De nieuwe generatie is het beu om door clichés te worden mishandeld. Eco-angst, geestelijke gezondheidsproblemen, gebrek aan veiligheid… al deze factoren weerhouden jongeren ervan om zich rustig op de toekomst te richten. Geconfronteerd met een belangrijke ecologische en sociale erfenis, is deze generatie banger door de inertie van de ‘volwassen’ generaties dan door de milieucrisis. Ze zijn op zoek naar manieren om hun wereld mee op te bouwen.

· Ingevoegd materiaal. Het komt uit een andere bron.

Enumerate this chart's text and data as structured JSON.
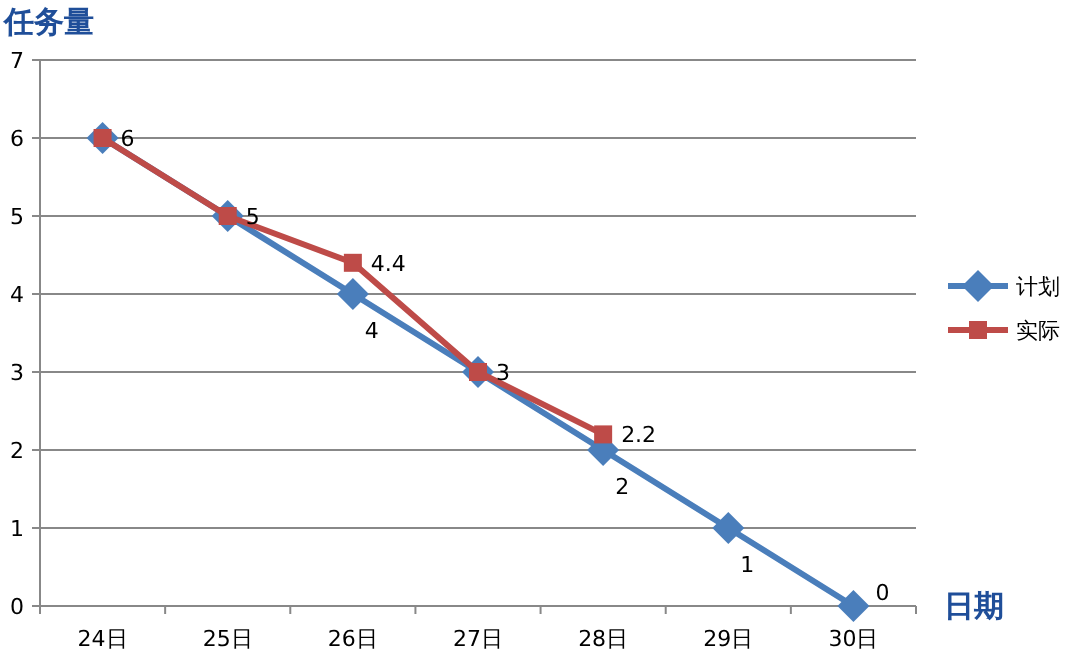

Naast haar woede geeft de auteur jongeren een stem en ontmantelt ze de clichés van een decadente jeugd op basis van een diepgaande analyse. Ze nodigt ons uit om met deze generatie te empathiseren en lanceert een generatieoverschrijdende oproep tot actie. Een rijk en tot nadenken stemmend boek dat onze kijk op de wereld verandert.
“(…) Een balans bewaren tussen persoonlijk en professioneel leven. Dit kan op zich ook gezien worden als een politieke daad: de waarde van werk niet langer centraal stellen in ons leven, carrière en salaris niet langer tot absolute prioriteit maken, zijn allemaal tegenstrijdigheden met de productivistische logica die sinds de jaren 1960 heerst”.